彼らが言うには、その親戚だけが自分たちを責めなかったのだという。
「僕は絵描きになりたかったんです。出来すぎていると言われるかもしれませんけど」
彼は笑いながら指をすべらせる。今描いているのはまた違う絵だ。描き始めも描き始めなので、まだなんの絵なのかは全然わからない。
「あの人に久しぶりに会いたいなあ。僕達のために寄付金増やすだなんて、しなくても良かったのに」
言いながらも、やべ、という声が出た。彼はここに来てから多少出す色のコントロールが出来るようになったが、それもまだまだ微調整が難しいらしい。人差し指がオレンジ色に染まっている。彼がお礼を言ったときにたまに出る色だということを知っているので、別に動じはしなかった。
ただ、見て見ぬふりをするだけだ。
「彼はここの寄付金を出してくれているパトロンの一人なので、会おうと思えば会えるかと」
「え、本当ですか!?」
「例外的にですが」
この病棟に入れるのは基本的に患者と医師のみだが、その例外となるのが
嬉しそうに笑ってからふと、彼がポツリと問う。
「先生、僕の絵、売れましたか」
「無名の新人としては上々の売上だそうですよ」
ははは、と彼が笑う。
「じゃあその売上は
「今回もあなたのことはいいんですか」
「いいんですよ」
半ば投げやりに、彼は僕のほうを振り向いた。
「あいつがあんなことになったのは俺のせいでもあるんですから。それなのにあいつの病気が一生治らなければいいだなんて思ってる俺は、本当はあいつのそばに居るべきじゃないのに」
言いながらも手が止まらない。彼は今無名の新人として絵画の界隈で注目を浴びている。誰にも出せたことがないような色を出すのだと。

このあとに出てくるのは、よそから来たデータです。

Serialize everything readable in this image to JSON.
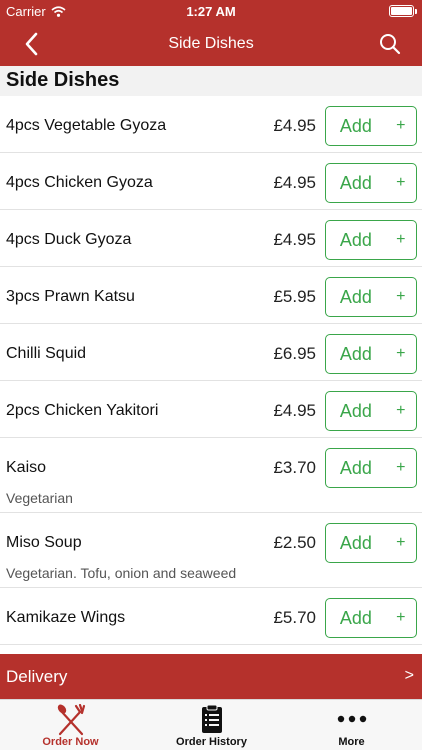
{
  "status_bar": {
    "carrier": "Carrier",
    "time": "1:27 AM"
  },
  "nav": {
    "title": "Side Dishes"
  },
  "section": {
    "title": "Side Dishes"
  },
  "items": [
    {
      "name": "4pcs Vegetable Gyoza",
      "price": "£4.95",
      "add_label": "Add",
      "plus_label": "+"
    },
    {
      "name": "4pcs Chicken Gyoza",
      "price": "£4.95",
      "add_label": "Add",
      "plus_label": "+"
    },
    {
      "name": "4pcs Duck Gyoza",
      "price": "£4.95",
      "add_label": "Add",
      "plus_label": "+"
    },
    {
      "name": "3pcs Prawn Katsu",
      "price": "£5.95",
      "add_label": "Add",
      "plus_label": "+"
    },
    {
      "name": "Chilli Squid",
      "price": "£6.95",
      "add_label": "Add",
      "plus_label": "+"
    },
    {
      "name": "2pcs Chicken Yakitori",
      "price": "£4.95",
      "add_label": "Add",
      "plus_label": "+"
    },
    {
      "name": "Kaiso",
      "price": "£3.70",
      "description": "Vegetarian",
      "add_label": "Add",
      "plus_label": "+"
    },
    {
      "name": "Miso Soup",
      "price": "£2.50",
      "description": "Vegetarian. Tofu, onion and seaweed",
      "add_label": "Add",
      "plus_label": "+"
    },
    {
      "name": "Kamikaze Wings",
      "price": "£5.70",
      "add_label": "Add",
      "plus_label": "+"
    }
  ],
  "delivery": {
    "label": "Delivery",
    "arrow": ">"
  },
  "tabs": [
    {
      "label": "Order Now",
      "icon": "fork-knife-icon",
      "active": true
    },
    {
      "label": "Order History",
      "icon": "clipboard-icon",
      "active": false
    },
    {
      "label": "More",
      "icon": "more-dots-icon",
      "active": false
    }
  ],
  "colors": {
    "brand": "#b5312c",
    "accent_green": "#3aa64a"
  }
}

「僕の経験から出る色が誰にでも出せるなら、僕の一生に意味はないでしょうね」
そう言って、彼は笑う。艷めく黒を織り交ぜて、海の絵を描く。彼の絵は珍しいことに黒を主体とするものが多い。それはいくら止めようとしても止まらない罪悪感の色なのだ。
「彼女は」
風にさらわれそうな声を、目の前の彼はしかと聞き取って僕のほうを振り向いた。
「あなたが笑っているから、笑えるのだと言っていましたよ」
彼は一瞬でこわばった顔を僕に向けた。
「……どういうことですか」
「先ほど彼女に会いまして」
端的に告げると彼の口がぽかりと開いた。
「そう言っていました。新月の日でも安心して眠れるのは、あなたがどんなときでも笑っているからだと。拘束服を引きちぎって手首を切ったときも、どうにかこうにか首を吊ろうとしたときも、屋上に行こうとしたときも。あなたが笑って止めてくれたから、自分が今ここにいるのだと」
言葉が出ないらしい。彼は未だ開きっぱなしの口を何度か震わせるのみだった。
「彼女は、」
「待ってください」
限界だとでも言うように、彼は額を手で押さえて俯いた。くぐもった呻き声が聞こえる。
「あー……またやらかした」
何度目だよと笑う彼の指先から滴り落ちるのは真っ白な色だった。それが彼の恋の色なのだと言うことを知っていた僕は条件反射で口を開く。
「すみません、余計なことを」
「いや、先生のせいじゃないですよ。俺が、ちょっとまだコントロールができてないだけで」
「いえ、感情はコントロールするものではないですので、やはり今のは僕のせいです。情報は小出しにするべきでした」
「いや、小出しにされても」
困ったように笑う彼に、僕は口を閉ざした。これ以上は彼を困らせることになる。
彼はふっと目を細めて、白いペンキに突っ込んだ後のようになっている手を見つめた。
「あいつの色だ」
陶酔に染まった声だった。ゆらゆらと揺れる瞳が見ている色は、そう、確かに彼女の色だった。
何者にも染まらない、彼女の色だ。